In the timeline, I noticed that the all-reduce kernel is ncclAllReduceRingLLKernel_sum_f32.

Does it mean the fp16 gradients are casted to fp32 to be all-reduced? Does something like ncclAllReduceRingLLKernel_sum_f16 exist?

My GPU is P100. PyTorch version is 1.9.1+cu111.

ptrblck · January 13, 2022, 5:32am

The parameters are stored in float32 using the automatic mixed-precision util. and thus also the gradients. NCCL thus communicates them in float32, too. If you are calling .half() on the model directly and thus apply a pure float16 training, NCCL should communicate in float16.

zzibc · January 13, 2022, 5:46am

Thanks ptrblck! I’ll try half().

ptrblck · January 13, 2022, 5:47am

Sure, but be careful about the training stability, as amp makes sure that float32 is used in layers where it’s needed.

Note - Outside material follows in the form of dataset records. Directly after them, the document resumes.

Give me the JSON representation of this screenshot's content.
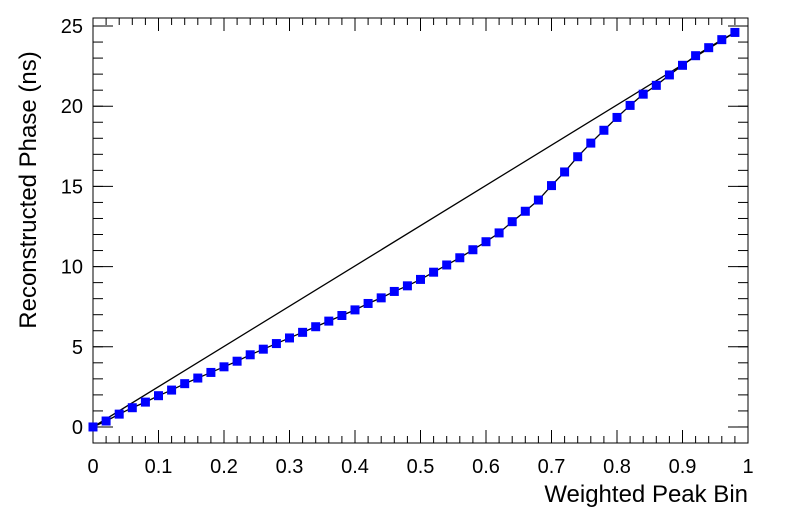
{
  "chart_data": {
    "type": "line",
    "xlabel": "Weighted Peak Bin",
    "ylabel": "Reconstructed Phase (ns)",
    "xlim": [
      0,
      1
    ],
    "ylim": [
      -1,
      25.5
    ],
    "xticks": [
      0,
      0.1,
      0.2,
      0.3,
      0.4,
      0.5,
      0.6,
      0.7,
      0.8,
      0.9,
      1
    ],
    "yticks": [
      0,
      5,
      10,
      15,
      20,
      25
    ],
    "series": [
      {
        "color": "#0000ff",
        "line_color": "#000000",
        "marker": "square",
        "x": [
          0,
          0.02,
          0.04,
          0.06,
          0.08,
          0.1,
          0.12,
          0.14,
          0.16,
          0.18,
          0.2,
          0.22,
          0.24,
          0.26,
          0.28,
          0.3,
          0.32,
          0.34,
          0.36,
          0.38,
          0.4,
          0.42,
          0.44,
          0.46,
          0.48,
          0.5,
          0.52,
          0.54,
          0.56,
          0.58,
          0.6,
          0.62,
          0.64,
          0.66,
          0.68,
          0.7,
          0.72,
          0.74,
          0.76,
          0.78,
          0.8,
          0.82,
          0.84,
          0.86,
          0.88,
          0.9,
          0.92,
          0.94,
          0.96,
          0.98
        ],
        "values": [
          0,
          0.37,
          0.8,
          1.2,
          1.55,
          1.95,
          2.3,
          2.7,
          3.05,
          3.4,
          3.75,
          4.1,
          4.5,
          4.85,
          5.2,
          5.55,
          5.9,
          6.25,
          6.6,
          6.95,
          7.3,
          7.7,
          8.05,
          8.45,
          8.8,
          9.2,
          9.65,
          10.1,
          10.55,
          11.05,
          11.55,
          12.1,
          12.8,
          13.45,
          14.15,
          15.05,
          15.9,
          16.85,
          17.7,
          18.5,
          19.3,
          20.05,
          20.75,
          21.3,
          21.95,
          22.55,
          23.15,
          23.65,
          24.15,
          24.6
        ]
      },
      {
        "color": "#000000",
        "marker": "none",
        "x": [
          0,
          0.98
        ],
        "values": [
          0,
          24.6
        ]
      }
    ]
  }
}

zzibc · January 13, 2022, 6:20am

If I use torch.cuda.amp.autocast for mixed precision training, and I call model.half() to ensure that NCCL communicate in float16, do I need to call float() manually at some layers(like BatchNorm)?

ptrblck · January 13, 2022, 6:30am

autocast doesn’t expect a manual .half() call so you should either use amp or your manual mixed-precision recipe.

epoch · January 14, 2022, 7:14am

Hi all,
I am confused here FP32 parameters are stored indeed as the master copy, but why not the gradients appear as FP16 to store and transfer to reduce the load as Nvidia Apex Philosophy details? Is there any tradeoff between the implementation and design of torch autocast?
Any feedback will be appreciated!

ptrblck · January 14, 2022, 5:34pm

torch.cuda.amp is comparable to the deprecated O1 opt_level in apex, not O2, as the former was considered to be more stable.